Stanford Medicine Newsletter Updates For the Local Community


25 years of improving health

Neonatologist David Stevenson, MD, attended the opening of the hospital 25 years ago and looks forward to its future.


From the beginning, Lucile Packard Children’s Hospital Stanford stood out. When it opened on June 10, 1991, it was one of very few children’s hospitals in America to incorporate both pediatrics and labor and delivery in one facility.

Now, 25 years later, the hospital is the centerpiece of a preeminent pediatric and obstetric health system that has 65 locations in the Bay Area. Since 1991, the hospital and enterprise have logged more than 3 million clinic visits, 1,600 solid organ transplants and 110,000 births — and found a permanent place on the U.S. News & World Report annual list of America’s best children’s hospitals.

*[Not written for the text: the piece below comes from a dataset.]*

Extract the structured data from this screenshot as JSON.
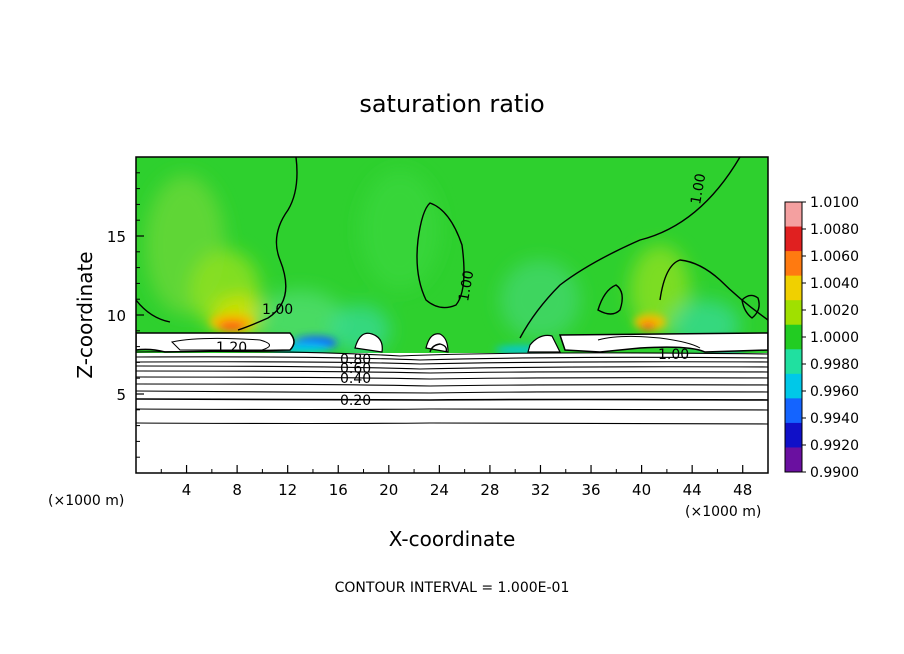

“From the start, our goal has been to fulfill the vision of Lucile Salter Packard, our generous founder and visionary for children’s health,” said Christopher G. Dawes, president and CEO. “She planned a very nurturing environment, one that would make possible medical breakthroughs for our children, our grandchildren and the children of the future.”

Honoring a legacy

“I remember opening day just like it was yesterday,” recalled renowned neonatologist and researcher David Stevenson, MD, professor of pediatrics at the School of Medicine, who helped plan and open the hospital, where he continues to treat premature infants. “It was really exciting to see the whole community come out to celebrate. Their support has played a huge role in our tremendous impact.”

The community gathered to celebrate the opening of Lucile Packard Children's Hospital Stanford 25 years ago.


Lucile Packard, long an advocate for the health of children and expectant mothers, passed away before the hospital’s début. She and husband David Packard founded the hospital with a $40 million donation in 1986. “Her magnificent spirit still guides everything we do,” said Dawes. “She would have loved this place and all we’ve achieved.”

Those achievements include a series of notable breakthroughs in academic and clinical excellence, including:

  • Launch of the first mobile clinic program in America specifically targeting underserved adolescents
  • Development of a nonsteroid, immune-suppressing drug regimen for organ transplant recipients
  • Open-heart surgery on the youngest and smallest infant ever to undergo such an operation
  • Groundbreaking improvements in pregnancy and newborn care
  • Leadership in pre-term birth research
  • Pioneering food allergy research
  • Studies focused on eradicating disease for children around the world
  • Recognition as No. 1 in the nation in solid organ transplant volume

“I know my mother would be extraordinarily proud of everything Lucile Packard Children’s Hospital stands for,” said Susan Packard Orr, vice chair of the hospital’s board of directors. “The breakthrough discoveries, the community service, the family-centered approach and such great care are exactly what she wanted this hospital to be.”

Expanding access

“Major advances in patient care mean that more children today are living into adulthood with serious and chronic diseases that would have been fatal 15–25 years ago,” said Christy Sandborg, MD, pediatric rheumatologist and professor of pediatrics at the School of Medicine. “There’s an increasing demand for more space to care for these kids and families.”

That’s why Packard Children’s Hospital will open a new centerpiece for the pediatric and obstetric medical campus in the summer of 2017— a $1.1 billion expansion that adds 521,000 square feet of building space and 149 patient beds. The project will create one of the most technologically advanced, family-friendly and environmentally sustainable hospitals for children and expectant mothers.

The hospital’s influence expanded further in 2012 and in a way no one could have predicted back in 1991. “We launched a new, integrated network called Stanford Children’s Health,” said Dawes. The network, with the hospital at its center, now has 65 locations in Northern California and 100 locations in the western United States. “It was our response to a changing health care environment and consumers’ increased demand for high-quality services, like those at Stanford Medicine, to be available closer to their homes.”

That model, providing everything from routine checkups to advanced treatment, has been a runaway success. Together with the hospital, this comprehensive health system receives more than 500,000 clinic visits a year.

The next 25

In the last 25 years, Lucile Packard Children’s Hospital has helped to lead the world in advancing pediatric research, care and training for the benefit of countless children, said Lloyd Minor, MD, dean of the School of Medicine. “As an integral part of Stanford Medicine, the hospital remains indispensable to our overarching vision for precision health, through which we win the race against childhood and adult disease before it even begins—preventing conditions before they strike and curing them decisively if they do,” Minor said.